In a 2013 article for a CIA journal, Robarge acknowledged that the CIA had not informed the Warren Commission about its plots to kill Cuban leader Fidel Castro and described this deception as a “benign cover-up.”
I’m not alone in wondering how any CIA coverup in the murder of a sitting president could qualify as “benign,” but I agree with Robarge that it was a cover-up.
The CIA’s failure to disclose Angleton’s pre-assassination interest in Oswald also qualifies a cover-up, which Robarge also seems to view as benign. I’m not so sanguine.

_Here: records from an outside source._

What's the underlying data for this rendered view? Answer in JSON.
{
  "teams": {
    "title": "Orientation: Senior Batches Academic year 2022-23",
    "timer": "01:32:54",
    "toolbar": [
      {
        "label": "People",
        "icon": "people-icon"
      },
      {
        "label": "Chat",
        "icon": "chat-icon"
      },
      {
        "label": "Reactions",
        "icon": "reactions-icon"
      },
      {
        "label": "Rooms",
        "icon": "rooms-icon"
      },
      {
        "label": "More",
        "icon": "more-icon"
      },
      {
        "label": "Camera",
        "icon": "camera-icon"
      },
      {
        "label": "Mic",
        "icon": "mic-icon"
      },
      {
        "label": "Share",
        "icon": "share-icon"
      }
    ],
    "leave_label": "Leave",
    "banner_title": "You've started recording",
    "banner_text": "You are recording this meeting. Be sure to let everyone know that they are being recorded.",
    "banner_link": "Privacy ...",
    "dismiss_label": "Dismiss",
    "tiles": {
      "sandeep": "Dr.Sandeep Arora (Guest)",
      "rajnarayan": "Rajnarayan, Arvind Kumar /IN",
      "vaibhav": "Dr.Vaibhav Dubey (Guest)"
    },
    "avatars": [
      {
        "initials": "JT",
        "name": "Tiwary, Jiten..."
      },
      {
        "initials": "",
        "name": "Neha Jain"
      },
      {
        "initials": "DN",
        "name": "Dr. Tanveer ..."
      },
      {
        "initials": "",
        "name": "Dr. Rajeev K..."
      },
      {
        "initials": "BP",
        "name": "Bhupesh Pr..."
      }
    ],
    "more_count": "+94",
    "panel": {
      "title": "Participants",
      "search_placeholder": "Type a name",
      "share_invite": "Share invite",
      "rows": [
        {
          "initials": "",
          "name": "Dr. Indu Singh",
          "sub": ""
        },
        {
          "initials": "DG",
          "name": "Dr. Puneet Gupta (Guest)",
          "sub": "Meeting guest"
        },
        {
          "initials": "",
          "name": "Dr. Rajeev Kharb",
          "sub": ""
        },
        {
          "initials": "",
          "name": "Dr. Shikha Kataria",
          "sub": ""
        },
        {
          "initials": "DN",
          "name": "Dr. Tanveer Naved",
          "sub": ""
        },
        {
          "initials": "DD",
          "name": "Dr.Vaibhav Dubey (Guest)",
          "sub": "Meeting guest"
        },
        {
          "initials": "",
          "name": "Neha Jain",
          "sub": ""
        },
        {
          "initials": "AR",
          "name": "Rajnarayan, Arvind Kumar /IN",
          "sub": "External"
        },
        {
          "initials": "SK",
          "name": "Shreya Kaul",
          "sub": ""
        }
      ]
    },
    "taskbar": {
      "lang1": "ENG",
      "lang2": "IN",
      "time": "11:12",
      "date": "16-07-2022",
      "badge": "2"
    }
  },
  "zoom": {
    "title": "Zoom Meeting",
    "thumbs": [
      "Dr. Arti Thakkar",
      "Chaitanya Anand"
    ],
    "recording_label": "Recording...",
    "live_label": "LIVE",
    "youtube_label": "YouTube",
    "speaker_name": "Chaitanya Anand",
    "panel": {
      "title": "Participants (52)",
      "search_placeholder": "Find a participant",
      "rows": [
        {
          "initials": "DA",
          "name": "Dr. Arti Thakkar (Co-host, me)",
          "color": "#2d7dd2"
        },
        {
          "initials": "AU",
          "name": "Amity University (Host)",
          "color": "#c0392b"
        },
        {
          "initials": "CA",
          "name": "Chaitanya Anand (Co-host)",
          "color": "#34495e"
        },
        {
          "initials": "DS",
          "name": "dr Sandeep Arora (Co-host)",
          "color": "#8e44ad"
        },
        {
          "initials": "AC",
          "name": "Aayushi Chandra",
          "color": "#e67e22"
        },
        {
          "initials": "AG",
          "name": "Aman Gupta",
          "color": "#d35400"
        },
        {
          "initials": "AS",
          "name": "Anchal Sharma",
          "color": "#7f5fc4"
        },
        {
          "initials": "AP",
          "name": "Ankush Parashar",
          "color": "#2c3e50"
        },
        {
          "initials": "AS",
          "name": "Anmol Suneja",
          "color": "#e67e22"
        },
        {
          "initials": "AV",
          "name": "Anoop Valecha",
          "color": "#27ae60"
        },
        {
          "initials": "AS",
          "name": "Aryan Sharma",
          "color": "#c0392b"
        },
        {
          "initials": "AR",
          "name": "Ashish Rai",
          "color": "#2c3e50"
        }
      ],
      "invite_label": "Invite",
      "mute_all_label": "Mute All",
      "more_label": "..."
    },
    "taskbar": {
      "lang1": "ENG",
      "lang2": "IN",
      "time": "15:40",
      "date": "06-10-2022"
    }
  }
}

Every piece of paper about Lee Harvey Oswald that came into the CIA between 1959 and 1963 was routed into a file controlled by Birch O’Neal, chief of the mole-hunting Special Investigations Group.
As the ex-Marine made his way from Moscow to Minsk to Fort Worth to New Orleans to Mexico City to Dallas, Angleton’s mole hunters in the SIG were informed at each step of the way. And, to repeat a point that Robarge does not care or dare to dispute, as of November 15, 1963, Angleton knew Oswald was in Dallas.
And when Oswald was arrested for killing JFK a week later, the CIA concealed the nature of Angleton’s interest–the mole hunts–from the FBI and the Warren Commission.